Moving on from the Google appliance

Moving on from the Google appliance

by | Feb 14, 2016 | Intranets, Search

The cessation of the Google ESA search appliance came as a surprise, but is just one more in a stream of acquisitions and disappearances over the last few years.It started in 2005 with the acquisition of Verity and Ultraseek by Autonomy. Then in 2008 Microsoft acquired FAST Search & Transfer to fast-track the development of better search functionality in SharePoint 2010. For a while FAST ESP was available as a stand-alone application but main-stream support ceased in 2013. Between 2010 and 2012 Exalead was acquired by Dassault, Endeca by Oracle, Vivisimo by IBM, Isys by Lexmark and Autonomy by HP. When a search vendor is acquired search managers get no advance notice. Whatever the acquiring company states at the outset the independent existence of the software soon vanishes, but usually the company provides support for the migration process.

If you read the pronouncements from search vendors you would be forgiven for thinking that all you have to do is unplug Google and plug in A.N.Other software and carry on as before. I was very disappointed to read a column in CIODive which totally failed to understand the situation. As Edwin Stauthamer has pointed out in some detail, search is not that simple! There are two important flaws in the ‘replug and play’ approach. The first is that any other software application will not be able to mimic the Google UI, APIs, security permissions, connectors and ranking algorithms and much else ‘out of the box’. It may get close but there is a lot of careful work to do, not just on the server side but above all else with users. This is where standard test/query collections are so important. Enterprise users repeat queries and expect to find (for example) the procedures for setting up a new project on the first page of results. If the result is further down then users start to have concerns.
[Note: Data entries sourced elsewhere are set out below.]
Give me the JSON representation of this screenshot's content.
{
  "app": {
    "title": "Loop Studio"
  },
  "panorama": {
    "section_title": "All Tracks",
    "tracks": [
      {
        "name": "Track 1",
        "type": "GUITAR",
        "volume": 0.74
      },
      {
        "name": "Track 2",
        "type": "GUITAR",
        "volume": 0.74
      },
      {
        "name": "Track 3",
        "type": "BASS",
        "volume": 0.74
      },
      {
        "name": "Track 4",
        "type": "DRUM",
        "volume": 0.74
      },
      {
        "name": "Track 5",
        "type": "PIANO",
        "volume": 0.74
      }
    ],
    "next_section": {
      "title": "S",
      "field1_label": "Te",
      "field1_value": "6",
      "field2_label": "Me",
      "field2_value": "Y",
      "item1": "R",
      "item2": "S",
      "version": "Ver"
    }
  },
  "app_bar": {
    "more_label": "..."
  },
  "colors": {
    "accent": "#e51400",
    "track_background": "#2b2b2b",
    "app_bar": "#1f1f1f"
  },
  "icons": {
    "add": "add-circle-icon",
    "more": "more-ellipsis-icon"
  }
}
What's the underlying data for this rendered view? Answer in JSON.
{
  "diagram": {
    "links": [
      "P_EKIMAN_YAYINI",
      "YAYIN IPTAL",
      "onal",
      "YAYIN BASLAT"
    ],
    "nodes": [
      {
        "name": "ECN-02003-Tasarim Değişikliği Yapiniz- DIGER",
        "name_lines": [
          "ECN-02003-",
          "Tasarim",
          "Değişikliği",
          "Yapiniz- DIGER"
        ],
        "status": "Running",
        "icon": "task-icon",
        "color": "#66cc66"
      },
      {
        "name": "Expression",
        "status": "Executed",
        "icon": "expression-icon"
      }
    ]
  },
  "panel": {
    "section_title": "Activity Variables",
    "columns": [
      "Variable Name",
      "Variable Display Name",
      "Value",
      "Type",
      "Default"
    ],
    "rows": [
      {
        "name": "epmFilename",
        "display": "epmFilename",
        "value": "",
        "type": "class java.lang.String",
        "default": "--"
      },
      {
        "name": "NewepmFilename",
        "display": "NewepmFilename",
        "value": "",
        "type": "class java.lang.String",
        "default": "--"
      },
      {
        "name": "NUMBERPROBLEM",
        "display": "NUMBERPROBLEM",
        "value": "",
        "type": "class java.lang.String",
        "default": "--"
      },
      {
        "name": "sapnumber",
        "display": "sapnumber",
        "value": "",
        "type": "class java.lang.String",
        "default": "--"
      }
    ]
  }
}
The second flaw is that a like-for-like replacement may not be in the best interests of the organisation. Now might be a very good time to look at user and business requirements, especially given the range of appliance, cloud, hybrid, commercial and open-source products available. I have a list of 60 vendors on the Enterprise Search Book site and I’m sure that it is not comprehensive. Only last week I was contacted by a new enterprise search vendor in Romania.

Although the recent Findwise survey indicated that there is an increase in the number of organisations with enterprise search strategies my own experience suggests that this outcome is biased by the survey respondents being from organisations with reasonably mature search implementations. I wonder how many organisations with a Google appliance have a fully documented and agreed search strategy just in case Google exited the business? My new Search Migration Assessment service is designed to help organisations (and not just those with a Google appliance) understand where the gaps are in their search strategy. There will probably be a lot of ‘unknown unknowns’, to quote Donald Rumsfeld’s axiom.

No-one knows how many appliance replacement opportunities there are but my guess would have to be thousands worldwide. Although there will be many organisations who are now in a difficult position over the Google exit I think that it is a superb market opportunity for all search vendors, implementers and developers.